What does this have to do with anything? Not much, but on my birthday each year, I also think about one of the last coherent conversations I had with my mother.

It was March of 1995. I had taken mother to her neurologist, for she had some small strokes, called TIAs. For the last year, mother had been taken care of Daddy, who had a second heart surgery, and was not responding as we had hoped. In fact, we had all been told in January that Daddy had about six months to live. He needed full-time care, but she wore herself out trying to do most of the care herself.

Her neurologist declared mother in good shape as he asked her about her "forgetfulness," but she passed all the tests administered in his office with flying colors. I had gone along to be another pair of ears and to navigate the rather challenging drive through traffic to the doctor's office. My daddy hated for mother to drive on the ever crazy Georgia 400 and then I-285 east from Roswell to Dekalb General to her neurologist office.

On the way home, we stopped by a restaurant at Perimeter Mall called Mix -- she had a salad and I had a portobella mushroom sandwich (a mushroom I can't eat anymore because I have sad associations with it -- pathetic, I know -- LOL -- weird, how I feel that way) and mother and I chatted about a lot of things -- family, our concern over daddy, my job which she thought I was so good at but worked too hard, her grandchildren, and then the fact that I was about to turn 40 in July.

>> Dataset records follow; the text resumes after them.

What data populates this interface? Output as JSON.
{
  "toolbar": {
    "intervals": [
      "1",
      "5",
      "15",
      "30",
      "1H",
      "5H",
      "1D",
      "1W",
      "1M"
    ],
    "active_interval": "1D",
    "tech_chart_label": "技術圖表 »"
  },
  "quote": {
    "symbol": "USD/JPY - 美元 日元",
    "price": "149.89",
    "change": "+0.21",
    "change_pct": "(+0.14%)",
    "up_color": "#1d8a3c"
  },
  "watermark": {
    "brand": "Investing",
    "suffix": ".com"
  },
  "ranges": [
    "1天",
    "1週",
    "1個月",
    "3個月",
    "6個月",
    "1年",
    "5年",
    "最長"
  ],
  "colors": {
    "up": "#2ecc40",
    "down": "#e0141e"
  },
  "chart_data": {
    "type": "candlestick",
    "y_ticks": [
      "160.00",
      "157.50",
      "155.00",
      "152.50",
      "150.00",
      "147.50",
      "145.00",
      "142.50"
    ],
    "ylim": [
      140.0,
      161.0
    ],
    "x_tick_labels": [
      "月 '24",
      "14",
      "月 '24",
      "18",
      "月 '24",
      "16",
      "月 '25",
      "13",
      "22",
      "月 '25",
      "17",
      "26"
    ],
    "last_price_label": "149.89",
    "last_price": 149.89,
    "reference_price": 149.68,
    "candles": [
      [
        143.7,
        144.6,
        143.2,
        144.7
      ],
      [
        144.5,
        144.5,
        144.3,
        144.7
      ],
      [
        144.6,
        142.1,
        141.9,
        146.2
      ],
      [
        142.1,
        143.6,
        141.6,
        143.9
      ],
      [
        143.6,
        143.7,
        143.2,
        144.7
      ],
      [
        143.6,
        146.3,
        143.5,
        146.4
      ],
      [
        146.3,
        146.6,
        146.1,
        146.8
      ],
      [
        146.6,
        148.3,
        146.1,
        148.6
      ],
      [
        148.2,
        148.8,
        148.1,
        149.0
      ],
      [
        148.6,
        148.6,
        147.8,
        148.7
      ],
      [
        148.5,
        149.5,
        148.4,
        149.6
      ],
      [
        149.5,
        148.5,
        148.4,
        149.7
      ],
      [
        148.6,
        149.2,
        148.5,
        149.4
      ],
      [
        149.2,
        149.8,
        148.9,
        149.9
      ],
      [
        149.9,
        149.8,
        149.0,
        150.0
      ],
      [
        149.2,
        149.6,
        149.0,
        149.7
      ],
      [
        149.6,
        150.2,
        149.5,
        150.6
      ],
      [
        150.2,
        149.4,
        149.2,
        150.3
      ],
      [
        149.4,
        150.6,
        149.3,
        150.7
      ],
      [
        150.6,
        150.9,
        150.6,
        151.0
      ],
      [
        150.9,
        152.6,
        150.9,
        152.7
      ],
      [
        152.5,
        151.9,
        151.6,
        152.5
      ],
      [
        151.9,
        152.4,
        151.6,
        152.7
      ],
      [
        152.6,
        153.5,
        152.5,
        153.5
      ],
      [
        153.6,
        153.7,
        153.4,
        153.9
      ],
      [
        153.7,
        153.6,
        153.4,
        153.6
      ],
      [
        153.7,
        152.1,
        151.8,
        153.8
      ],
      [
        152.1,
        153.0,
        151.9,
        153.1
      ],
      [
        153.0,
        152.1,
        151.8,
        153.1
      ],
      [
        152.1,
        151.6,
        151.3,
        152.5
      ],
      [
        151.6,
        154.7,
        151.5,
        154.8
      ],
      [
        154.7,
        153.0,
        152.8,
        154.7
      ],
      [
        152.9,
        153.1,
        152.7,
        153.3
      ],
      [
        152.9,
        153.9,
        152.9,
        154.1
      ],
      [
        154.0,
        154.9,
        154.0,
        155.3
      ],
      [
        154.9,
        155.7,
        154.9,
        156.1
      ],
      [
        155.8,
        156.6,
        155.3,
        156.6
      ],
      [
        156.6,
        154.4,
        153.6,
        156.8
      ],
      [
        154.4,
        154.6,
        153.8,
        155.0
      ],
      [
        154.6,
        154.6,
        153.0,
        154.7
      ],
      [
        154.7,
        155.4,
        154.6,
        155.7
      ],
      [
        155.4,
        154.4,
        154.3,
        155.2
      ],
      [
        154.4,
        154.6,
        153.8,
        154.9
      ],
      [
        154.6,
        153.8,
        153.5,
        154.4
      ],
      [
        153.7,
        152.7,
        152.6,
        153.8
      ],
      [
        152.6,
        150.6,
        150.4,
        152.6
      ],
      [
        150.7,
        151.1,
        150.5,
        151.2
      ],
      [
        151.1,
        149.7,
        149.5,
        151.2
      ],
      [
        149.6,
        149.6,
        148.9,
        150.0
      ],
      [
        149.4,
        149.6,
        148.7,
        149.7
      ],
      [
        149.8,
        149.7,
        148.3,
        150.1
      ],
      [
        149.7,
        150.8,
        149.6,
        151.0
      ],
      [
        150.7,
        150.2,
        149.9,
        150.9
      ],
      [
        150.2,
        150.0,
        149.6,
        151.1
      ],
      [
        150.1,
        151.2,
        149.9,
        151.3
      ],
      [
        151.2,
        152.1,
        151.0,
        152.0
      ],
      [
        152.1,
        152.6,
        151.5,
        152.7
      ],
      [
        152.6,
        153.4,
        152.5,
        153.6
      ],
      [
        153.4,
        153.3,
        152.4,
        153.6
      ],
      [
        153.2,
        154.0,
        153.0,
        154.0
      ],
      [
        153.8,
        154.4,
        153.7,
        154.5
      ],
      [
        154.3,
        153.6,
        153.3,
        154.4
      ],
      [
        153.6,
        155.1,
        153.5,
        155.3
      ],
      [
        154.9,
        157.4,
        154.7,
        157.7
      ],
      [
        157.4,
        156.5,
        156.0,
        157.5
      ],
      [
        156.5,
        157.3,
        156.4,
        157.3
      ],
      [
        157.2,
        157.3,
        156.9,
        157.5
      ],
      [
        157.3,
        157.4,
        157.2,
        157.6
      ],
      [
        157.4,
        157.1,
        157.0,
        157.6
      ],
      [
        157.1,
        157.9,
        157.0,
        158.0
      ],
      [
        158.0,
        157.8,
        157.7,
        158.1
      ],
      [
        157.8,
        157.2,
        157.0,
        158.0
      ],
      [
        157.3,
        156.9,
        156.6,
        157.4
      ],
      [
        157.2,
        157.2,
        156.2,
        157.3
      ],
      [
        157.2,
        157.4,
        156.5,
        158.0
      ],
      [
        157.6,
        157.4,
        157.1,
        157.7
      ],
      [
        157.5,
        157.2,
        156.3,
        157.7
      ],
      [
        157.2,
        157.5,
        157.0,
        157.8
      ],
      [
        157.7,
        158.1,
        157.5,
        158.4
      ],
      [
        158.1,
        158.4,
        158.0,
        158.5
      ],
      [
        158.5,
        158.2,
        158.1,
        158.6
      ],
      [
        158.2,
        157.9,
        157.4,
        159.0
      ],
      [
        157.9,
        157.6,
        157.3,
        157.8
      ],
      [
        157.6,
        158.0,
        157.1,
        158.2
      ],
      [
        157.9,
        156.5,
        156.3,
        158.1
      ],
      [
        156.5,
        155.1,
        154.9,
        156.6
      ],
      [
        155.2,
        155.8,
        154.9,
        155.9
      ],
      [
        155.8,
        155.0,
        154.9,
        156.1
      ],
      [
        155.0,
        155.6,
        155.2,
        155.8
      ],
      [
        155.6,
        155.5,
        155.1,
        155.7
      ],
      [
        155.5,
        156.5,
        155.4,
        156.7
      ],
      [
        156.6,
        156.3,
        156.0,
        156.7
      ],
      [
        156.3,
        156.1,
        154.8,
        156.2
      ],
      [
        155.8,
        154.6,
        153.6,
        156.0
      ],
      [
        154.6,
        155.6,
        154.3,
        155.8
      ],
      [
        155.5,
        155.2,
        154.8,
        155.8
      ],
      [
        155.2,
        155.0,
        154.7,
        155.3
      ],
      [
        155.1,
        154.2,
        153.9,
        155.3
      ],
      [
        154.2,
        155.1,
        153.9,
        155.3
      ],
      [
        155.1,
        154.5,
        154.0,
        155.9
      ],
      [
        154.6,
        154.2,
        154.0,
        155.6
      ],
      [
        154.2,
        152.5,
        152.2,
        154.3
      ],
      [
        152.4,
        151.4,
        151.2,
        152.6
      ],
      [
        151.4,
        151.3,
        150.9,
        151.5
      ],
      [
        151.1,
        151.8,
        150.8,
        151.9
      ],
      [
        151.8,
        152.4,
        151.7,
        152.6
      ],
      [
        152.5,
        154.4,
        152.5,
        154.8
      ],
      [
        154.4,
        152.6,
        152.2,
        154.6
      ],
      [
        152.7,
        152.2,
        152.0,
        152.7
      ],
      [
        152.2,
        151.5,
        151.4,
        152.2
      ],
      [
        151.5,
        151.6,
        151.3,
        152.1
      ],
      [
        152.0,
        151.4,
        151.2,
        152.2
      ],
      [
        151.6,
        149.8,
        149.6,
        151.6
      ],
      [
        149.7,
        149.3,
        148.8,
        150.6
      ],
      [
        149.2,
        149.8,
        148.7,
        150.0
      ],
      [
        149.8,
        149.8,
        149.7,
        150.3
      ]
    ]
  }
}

Mother: I can't believe my baby will be 40.
Me: I can't believe it either.
Mother: I remember the day you were born and your older brother Hunter went around to all the neighbors in Jacksonville and told them that I had gone to the hospital to get Kenneth, a Margaret. ( I am the youngest of four --- oldest brother Hunter, then sister Margaret, brother Kenneth, and then me.)
Me: I'm so much better than Margaret.
Mother: It was such a cute story, and I smile about it every time. I have had such a good life -- a wonderful marriage -- I have four great kids, eight grand-children -- my life is full of blessings. Now, my baby is 40. I am old.

I remember how much we laughed about my being 40, and all the jokes that went along with it -- and how she worried about Daddy's health and how he might not see his grand children grow old.

Ironically, she died two months later of a brain tumor.

I can't have my birthday without thinking about my mother and that conversation.

Birthdays are wonderful things -- I always want to have them. As I grow older, perhaps a tad bit more introspective, [as my friend Laura would say, "ya think?"], I find myself with the time to consider, acknowledge, and give credit to my parents for raising us -- and raising us well. '

Well, at least, that's what I think, and when I think about the past, that's all that matters. I am proud to say that I had a great childhood.

No stints on Oprah for me -- unless, she wants to declare my blog -- worthy.